4.6. Comparison to Other Algorithms
Table 9 displays the results of comparing the BERT model to the naive Bayes, SVM, and LSTM. According to the study’s test data, the BERT algorithm produced the best model when compared to the other three algorithms. It demonstrates that, for the considered data set, the BERT algorithm surpassed its competitors in terms of sentiment analysis. The power of the BERT algorithm could not be separated from its two-way learning implementation, which enabled the extraction of a bigger number of context features.
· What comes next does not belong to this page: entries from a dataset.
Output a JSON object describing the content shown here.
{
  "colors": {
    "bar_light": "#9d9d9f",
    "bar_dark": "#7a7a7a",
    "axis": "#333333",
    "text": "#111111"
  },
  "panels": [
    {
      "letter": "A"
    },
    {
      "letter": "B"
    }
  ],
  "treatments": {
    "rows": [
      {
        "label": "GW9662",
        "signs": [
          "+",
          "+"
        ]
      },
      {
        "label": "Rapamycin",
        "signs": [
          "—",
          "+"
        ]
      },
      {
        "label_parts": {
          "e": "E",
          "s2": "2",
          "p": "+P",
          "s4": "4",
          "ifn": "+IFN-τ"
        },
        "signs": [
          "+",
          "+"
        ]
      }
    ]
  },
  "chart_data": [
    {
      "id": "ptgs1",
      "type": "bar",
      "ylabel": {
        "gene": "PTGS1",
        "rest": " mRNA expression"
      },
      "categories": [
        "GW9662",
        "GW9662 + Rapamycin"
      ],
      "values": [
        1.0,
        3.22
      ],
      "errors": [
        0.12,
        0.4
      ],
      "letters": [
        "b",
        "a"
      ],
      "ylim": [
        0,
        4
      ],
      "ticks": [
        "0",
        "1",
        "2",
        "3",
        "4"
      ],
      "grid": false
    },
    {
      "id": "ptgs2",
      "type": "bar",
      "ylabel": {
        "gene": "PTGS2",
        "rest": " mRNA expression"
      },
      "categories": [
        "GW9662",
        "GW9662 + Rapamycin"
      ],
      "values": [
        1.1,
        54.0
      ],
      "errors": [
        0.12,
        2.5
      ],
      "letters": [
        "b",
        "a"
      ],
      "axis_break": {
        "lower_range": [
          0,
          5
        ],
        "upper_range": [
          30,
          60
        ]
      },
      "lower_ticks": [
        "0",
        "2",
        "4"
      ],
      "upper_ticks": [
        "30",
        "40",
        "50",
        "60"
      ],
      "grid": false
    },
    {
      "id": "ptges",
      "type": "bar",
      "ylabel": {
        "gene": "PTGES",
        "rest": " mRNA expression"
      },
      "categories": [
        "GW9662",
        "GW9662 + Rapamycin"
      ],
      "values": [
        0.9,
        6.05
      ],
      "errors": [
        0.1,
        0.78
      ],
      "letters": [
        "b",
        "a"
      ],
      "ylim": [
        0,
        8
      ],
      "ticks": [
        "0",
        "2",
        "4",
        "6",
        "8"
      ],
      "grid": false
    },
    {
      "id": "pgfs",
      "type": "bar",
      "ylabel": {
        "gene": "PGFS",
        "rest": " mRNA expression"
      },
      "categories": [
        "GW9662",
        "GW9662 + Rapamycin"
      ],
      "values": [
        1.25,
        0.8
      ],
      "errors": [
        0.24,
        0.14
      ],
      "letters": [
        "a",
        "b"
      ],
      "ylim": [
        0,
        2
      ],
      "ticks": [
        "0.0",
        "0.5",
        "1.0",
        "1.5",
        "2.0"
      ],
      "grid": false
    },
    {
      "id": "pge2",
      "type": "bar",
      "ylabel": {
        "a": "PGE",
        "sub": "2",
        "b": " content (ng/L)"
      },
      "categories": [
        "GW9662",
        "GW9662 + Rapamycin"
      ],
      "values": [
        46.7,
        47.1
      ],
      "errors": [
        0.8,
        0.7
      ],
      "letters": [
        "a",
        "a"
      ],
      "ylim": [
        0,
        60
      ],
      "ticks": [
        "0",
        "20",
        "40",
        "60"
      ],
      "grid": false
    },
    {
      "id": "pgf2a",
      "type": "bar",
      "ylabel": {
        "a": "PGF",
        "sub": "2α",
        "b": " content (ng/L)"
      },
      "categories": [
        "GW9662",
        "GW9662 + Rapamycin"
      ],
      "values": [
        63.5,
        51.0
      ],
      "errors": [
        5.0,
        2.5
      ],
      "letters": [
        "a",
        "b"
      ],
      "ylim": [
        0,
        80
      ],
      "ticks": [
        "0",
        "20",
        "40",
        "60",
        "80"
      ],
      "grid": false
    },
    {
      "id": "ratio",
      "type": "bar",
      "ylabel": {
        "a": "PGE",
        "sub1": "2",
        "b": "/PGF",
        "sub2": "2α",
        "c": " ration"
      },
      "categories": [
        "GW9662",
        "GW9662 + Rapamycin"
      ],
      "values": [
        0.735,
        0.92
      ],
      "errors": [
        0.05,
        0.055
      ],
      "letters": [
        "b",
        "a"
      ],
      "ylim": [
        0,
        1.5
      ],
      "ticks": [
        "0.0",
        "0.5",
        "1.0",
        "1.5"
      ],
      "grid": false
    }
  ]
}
4.7. Application Implementation
The web-based application that contains the sentiment analysis system was developed using the flask web framework in Python. Users can input hyperparameter values that will be used for training BERT models provided by the program. In addition to the confusion matrix and numbers for accuracy, precision, recall, and f-score displayed in
Figure 4, the viewer may examine the BERT model assessment results. In addition,
Figure 5 displays the interface for user prediction. Users can submit a sentiment statement and the program will predict its label and display the results to the user. The application uses the Indonesian language to make it easier for Indonesian people to use it.
5. Conclusions
Using the BERT approach, this study investigates the Indonesian people’s stance on the government policy on vacations during the COVID-19 pandemic. This study created a new dataset for this topic in which the information source was obtained from news outlet stories and the comment sections of YouTube videos. The method was designed to classify public sentiment as positive, neutral, or negative. It used an epoch size of 3, a learning rate of 2e-5, and a batch size of 32 for optimal results. Using Python and the Flask framework, an application for sentiment analysis was then constructed to apply the optimal BERT model. Based on the results of testing and applying the model, the obtained F-score was 84.33%. This study is expected to become one of the tools that can be used by the Indonesian people, especially the government, to see the extent of public acceptance of government policies that have been made, especially regarding vacations. This study demonstrates that the proposed strategy is effective due to its success in classifying emotions. In addition, however, the data acquired in this study can serve as the basis for sentiment analysis research in Indonesia. Sentiment analysis is based on language. The success of technology in a particular language cannot be immediately extended to other languages. Therefore, despite the rapid development of sentiment analysis in English, this cannot be directly applied to sentiment research in Indonesian. The existence of ground truth as a result of this research would enrich the Indonesian language’s collection of sentiments. Another thing that may be achieved is the correct method of processing Indonesian, which has its own distinct characteristics. However, the current ground truth has limits because it does not accept slang or regional languages, which frequently appear in YouTube comments. Therefore, sentiment analysis can be used as an effective tool when the input is supplied in formal language.